What child has no time to cower behind her parents because it’s dark outside, or because they’ve heard a loud sound? The child is nervous in these circumstances, but rightfully so, leaving little reason for concern. But kids may develop an anxiety disorder in some cases that will affect their friendships, their schooling, and their general wellbeing.

Latest studies have already shown that an anxiety disorder occurs in at least 1 of every 8 children.
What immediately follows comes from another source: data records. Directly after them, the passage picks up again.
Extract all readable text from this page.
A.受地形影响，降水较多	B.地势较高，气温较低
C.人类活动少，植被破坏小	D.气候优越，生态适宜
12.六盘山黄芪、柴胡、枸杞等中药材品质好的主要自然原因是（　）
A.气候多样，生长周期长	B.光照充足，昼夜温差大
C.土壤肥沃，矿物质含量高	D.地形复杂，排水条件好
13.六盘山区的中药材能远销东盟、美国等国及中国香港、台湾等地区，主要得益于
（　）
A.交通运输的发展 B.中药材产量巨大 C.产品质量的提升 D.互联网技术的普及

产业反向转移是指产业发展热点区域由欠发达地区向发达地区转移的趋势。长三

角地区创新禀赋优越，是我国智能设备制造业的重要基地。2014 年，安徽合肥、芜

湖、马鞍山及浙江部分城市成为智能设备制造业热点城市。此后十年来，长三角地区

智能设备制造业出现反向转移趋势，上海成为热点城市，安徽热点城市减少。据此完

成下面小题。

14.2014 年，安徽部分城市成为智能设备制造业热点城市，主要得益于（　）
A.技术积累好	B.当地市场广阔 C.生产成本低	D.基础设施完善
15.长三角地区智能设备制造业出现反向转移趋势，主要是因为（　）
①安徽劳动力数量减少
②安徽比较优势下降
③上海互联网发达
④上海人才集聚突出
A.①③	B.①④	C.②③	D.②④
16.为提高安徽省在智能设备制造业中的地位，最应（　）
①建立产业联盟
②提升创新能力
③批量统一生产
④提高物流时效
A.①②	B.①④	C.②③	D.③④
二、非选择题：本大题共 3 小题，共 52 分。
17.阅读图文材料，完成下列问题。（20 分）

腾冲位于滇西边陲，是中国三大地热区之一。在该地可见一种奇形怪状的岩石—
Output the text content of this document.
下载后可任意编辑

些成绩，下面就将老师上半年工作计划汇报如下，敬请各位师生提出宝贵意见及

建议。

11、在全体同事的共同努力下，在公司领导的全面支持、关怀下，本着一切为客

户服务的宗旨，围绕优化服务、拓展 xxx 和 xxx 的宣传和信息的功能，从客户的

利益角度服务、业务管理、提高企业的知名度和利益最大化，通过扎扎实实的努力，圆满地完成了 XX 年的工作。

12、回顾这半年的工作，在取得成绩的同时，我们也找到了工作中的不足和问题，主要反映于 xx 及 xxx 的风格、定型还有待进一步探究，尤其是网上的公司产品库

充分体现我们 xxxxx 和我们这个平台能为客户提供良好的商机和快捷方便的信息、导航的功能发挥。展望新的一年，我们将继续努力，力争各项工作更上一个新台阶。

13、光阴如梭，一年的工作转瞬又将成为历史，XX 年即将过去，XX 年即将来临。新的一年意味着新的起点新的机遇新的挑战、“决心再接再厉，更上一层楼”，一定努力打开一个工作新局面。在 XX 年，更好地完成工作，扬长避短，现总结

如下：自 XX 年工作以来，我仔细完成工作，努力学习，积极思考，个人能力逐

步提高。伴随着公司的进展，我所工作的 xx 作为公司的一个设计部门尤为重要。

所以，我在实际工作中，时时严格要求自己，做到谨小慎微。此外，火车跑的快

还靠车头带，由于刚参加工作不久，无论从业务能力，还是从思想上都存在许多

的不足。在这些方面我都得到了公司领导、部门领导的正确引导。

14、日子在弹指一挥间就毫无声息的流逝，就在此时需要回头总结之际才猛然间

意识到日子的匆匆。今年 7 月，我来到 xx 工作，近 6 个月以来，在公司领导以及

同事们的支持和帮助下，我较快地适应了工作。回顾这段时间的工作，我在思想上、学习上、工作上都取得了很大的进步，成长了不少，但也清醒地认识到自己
The initial anxiety disorder will result in difficulty maintaining and establishing relationships with their friends, extreme sleep disorder, and drug dependence if left untreated.

Untreated anxiety will sadly leave your child feeling as if they are useless, and they will not succeed in school, leaving them deprived of their complete capability. Depression is most frequently a product of an untreated adolescent anxiety disorder. So how do we make a significant difference in this sometimes catastrophic scenario?

Start paying attention to the cries for help from your kids. Their manifestation of anxiety can also be much different than you might imagine, so it helps to keep in touch with their triggers.

Check out these signs:

  • In stressful conditions, frequent stomach aches
  • Agitation
  • Restless actions
  • Avoiding people/situations that may even stress them out slightly
  • Meltdowns over minor problems
  • Transitioning Challenge
  • Serious perfectionist tendencies
  • Peculiar mechanisms of coping that can be considered as self-harm (biting, scratching, pinching or perhaps even pulling their own hair)

Should you find that your child is frequently depressed, seek the support of a trustworthy therapist. It may mean a greater chance for clinical intervention to catch the symptoms early, meaning medicine might not even be required. Above all, listen, within reason, to your kid. Use your best judgement and remain tuned into the usual activities and habits of your infant. In the world, doing these easy things will make all the difference.